Bertaruh Nyawa, Memburu Zakat

13121388721600381646
Pembagian Zakat ricuh (Gb: Samsul Hadi/detikSurabaya)


Di tengah gemuruh nyanyian Nasaruddin dan riuhnya berbagai penyangkalan dari berbagai pihak, masyarakat tampaknya tidak begitu larut dalam pusaran retorika para elit politik tersebut. Memasuki bulan puasa, berbagai ritualitas keagamaan terlihat di sana sini. Banyak ritualitas dan “tradisi” yang tetap dijalankan oleh masyarakat menyongosng datangnya bulan puasa ini. Beberapa ritualitas dan “tradisi” di antaranya, telah dikupas oleh kawan-kawan  kompasianer di sini.

Yang sangat membahagiakan, ternyata animo masyarakat untuk saling berbagi kepada sesamanya juga masih tetap tinggi.

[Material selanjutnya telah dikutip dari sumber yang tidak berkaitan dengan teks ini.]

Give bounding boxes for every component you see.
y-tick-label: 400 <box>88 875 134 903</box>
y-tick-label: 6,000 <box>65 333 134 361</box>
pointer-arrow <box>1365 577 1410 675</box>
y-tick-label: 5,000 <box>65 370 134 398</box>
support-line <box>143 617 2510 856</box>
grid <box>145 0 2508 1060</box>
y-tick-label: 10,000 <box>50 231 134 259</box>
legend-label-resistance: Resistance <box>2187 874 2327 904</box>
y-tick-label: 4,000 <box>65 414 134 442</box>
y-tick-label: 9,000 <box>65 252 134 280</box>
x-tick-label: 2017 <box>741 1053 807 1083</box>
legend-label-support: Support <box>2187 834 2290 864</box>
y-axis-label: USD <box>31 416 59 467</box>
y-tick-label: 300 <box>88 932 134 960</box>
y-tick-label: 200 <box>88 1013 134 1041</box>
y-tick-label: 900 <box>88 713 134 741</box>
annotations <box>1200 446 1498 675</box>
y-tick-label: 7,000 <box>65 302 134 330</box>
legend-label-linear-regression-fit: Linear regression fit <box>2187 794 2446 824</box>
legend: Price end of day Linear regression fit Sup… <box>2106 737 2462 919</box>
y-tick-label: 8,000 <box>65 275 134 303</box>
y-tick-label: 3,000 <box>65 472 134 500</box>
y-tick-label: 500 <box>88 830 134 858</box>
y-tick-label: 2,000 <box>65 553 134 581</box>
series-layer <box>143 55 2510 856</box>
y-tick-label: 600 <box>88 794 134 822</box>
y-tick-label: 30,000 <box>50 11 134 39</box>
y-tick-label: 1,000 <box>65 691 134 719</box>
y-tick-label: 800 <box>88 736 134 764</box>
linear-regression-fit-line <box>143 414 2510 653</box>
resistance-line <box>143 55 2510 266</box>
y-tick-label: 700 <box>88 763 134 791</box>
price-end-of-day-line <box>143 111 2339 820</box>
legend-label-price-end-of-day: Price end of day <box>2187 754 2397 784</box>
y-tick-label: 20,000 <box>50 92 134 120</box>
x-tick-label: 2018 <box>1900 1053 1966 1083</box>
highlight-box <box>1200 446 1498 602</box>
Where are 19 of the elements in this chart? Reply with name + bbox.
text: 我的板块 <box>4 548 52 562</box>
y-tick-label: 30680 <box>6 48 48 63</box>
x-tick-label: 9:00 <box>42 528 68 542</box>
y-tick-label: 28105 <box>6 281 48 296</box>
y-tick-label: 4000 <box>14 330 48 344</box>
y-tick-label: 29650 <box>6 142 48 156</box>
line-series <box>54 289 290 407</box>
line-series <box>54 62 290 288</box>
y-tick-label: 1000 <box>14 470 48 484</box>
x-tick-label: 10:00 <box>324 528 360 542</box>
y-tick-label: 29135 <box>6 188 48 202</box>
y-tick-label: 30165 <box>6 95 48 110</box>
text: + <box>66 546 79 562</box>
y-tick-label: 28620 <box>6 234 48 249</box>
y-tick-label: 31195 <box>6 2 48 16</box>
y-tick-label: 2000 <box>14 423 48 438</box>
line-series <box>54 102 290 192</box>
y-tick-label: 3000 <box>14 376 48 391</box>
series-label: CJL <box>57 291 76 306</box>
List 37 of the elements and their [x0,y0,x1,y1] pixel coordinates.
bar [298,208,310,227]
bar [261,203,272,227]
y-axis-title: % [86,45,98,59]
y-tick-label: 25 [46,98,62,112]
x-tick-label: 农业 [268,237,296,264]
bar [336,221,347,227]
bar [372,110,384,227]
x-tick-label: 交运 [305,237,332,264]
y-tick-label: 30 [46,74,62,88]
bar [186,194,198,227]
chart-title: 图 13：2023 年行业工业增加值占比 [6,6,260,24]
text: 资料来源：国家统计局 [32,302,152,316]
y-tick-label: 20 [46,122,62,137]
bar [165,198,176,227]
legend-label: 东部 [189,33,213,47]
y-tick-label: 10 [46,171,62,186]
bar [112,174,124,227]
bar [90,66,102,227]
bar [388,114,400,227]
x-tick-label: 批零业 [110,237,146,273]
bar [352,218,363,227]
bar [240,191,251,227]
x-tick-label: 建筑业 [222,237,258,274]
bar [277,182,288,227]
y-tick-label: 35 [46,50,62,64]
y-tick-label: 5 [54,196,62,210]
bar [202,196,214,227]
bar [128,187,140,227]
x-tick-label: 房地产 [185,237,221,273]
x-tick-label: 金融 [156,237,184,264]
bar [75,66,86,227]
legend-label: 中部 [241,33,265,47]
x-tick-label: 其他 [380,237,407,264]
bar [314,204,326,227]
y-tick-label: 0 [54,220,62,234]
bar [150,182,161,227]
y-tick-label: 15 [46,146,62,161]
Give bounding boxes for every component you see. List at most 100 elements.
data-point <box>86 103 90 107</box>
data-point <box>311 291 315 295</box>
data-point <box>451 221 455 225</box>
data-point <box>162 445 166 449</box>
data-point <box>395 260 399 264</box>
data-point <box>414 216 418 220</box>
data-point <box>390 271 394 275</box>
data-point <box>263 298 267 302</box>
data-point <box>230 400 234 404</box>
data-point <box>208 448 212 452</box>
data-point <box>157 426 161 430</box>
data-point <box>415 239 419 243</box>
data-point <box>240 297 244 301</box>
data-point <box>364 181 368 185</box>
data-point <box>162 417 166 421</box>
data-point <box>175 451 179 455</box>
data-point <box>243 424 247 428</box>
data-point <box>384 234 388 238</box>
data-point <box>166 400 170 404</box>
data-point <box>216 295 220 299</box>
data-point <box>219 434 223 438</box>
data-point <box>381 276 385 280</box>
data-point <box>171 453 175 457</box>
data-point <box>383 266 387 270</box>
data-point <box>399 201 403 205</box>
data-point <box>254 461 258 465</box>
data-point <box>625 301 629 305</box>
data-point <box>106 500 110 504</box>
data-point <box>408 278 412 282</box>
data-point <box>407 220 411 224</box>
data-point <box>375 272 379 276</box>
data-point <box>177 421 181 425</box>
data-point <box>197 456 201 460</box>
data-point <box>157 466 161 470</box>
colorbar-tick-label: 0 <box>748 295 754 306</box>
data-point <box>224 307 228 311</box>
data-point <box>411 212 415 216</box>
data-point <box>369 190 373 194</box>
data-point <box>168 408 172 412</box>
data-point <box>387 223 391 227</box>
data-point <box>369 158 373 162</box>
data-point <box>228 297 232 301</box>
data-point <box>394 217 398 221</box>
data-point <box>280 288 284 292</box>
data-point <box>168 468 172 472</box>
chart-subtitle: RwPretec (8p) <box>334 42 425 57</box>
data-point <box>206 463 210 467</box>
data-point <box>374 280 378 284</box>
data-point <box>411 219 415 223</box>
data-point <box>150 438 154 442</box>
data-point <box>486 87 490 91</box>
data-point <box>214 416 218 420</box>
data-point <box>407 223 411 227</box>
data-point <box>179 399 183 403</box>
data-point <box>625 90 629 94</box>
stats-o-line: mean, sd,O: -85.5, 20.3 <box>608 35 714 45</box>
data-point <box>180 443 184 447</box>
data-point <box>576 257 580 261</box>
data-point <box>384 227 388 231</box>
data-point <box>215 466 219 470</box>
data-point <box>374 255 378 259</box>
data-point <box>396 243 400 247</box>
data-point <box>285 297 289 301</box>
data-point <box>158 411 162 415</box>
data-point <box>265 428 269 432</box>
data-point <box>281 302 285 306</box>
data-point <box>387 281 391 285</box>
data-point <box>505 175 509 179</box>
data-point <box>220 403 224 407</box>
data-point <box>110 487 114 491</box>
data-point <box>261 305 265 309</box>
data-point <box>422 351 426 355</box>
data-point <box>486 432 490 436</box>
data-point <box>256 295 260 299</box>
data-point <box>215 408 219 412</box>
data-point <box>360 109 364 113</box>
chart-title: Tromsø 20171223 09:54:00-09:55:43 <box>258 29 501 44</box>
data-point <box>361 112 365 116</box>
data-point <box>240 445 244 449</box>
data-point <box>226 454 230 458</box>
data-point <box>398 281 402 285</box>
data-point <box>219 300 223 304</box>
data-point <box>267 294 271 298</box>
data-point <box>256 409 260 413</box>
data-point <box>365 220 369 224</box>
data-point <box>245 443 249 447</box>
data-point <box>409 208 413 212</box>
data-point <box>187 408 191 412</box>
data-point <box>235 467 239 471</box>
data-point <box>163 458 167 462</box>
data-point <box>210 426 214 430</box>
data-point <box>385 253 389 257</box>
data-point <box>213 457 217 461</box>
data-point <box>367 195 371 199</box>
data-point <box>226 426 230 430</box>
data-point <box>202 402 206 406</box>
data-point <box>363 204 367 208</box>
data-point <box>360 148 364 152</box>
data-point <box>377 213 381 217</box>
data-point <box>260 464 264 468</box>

Kegiatan pemberian zakat, dua hari terakhir ini terlihat sangat menonjol. Hari-hari ke depan, dapat dipastikan kegiatan seperti ini akan semakin masif dilakukan oleh berbagai pihak, perorangan, organisasi (sosial atau politik) atau mungkin saja, pimpinan lembaga negara.

H. Sagi,  seorang pedagang emas di Jakarta, melaksanakan pembagian zakat di Kecamatan Ampek Koto Aur Malintang, Padang Pariaman, Sumatra Barat, 30 Juli 2011. Ribuan warga mendatangi tempat pembagian zakat. Pembagian zakat menjadi kisruh, saling dorong, untuk mendapatkan uang Rp 20 ribu sampai Rp 80 ribu. Beberapa orang tua yang membawa anak kecil dievakuasi. (Metro Siang, 30/7/2011). Mantan Gubernur Jawa Timur Imam Utomo, menjelang puasa tahun ini, juga melaksanakan kegiatan pemberian zakat yang diadakan di Jombang (30/7/2011). Ribuan warga berebut uang pecahan Rp 20 ribu. Kegiatan ini pun berlangsung ricuh, panitia akhirnya menghentikannya. Imam Utomo  pun dievakuasi karena dikejar-kejar massa.

H. Sagi ataupun Imam Utomo merupakan sosok yang memiliki niat dan semangat untuk saling berbagi, terutama terkait dengan momen bulan Ramadhan. Tentu saja, niat dan semangat seperti ini, sudah sepatutnya diapresiasi. Meskipun di sisi lain, kita menyaksikan ada sesuatu yang sebenarnya terasa aneh kalau kita lihat respon dari masyarakat terhadap kegiatan pembagian zakat, di tengah berbagai klaim kesuksesan pemerintah dalam program penanggulangan kemiskinan. Dari dua kasus tersebut di atas saja, kita bisa membayangkan,  ribuan orang, antri berjam-jam, berdesak-desakan dan  saling dorong, sekedar mendapatkan uang, yang nilainya barangkali bagi seorang elit politik, seharga satu gelas minuman di Restoran. Ataupun barangkali hanya sepersepuluh persen dari tips yang ia berikan kepada seorang pelayan kafe.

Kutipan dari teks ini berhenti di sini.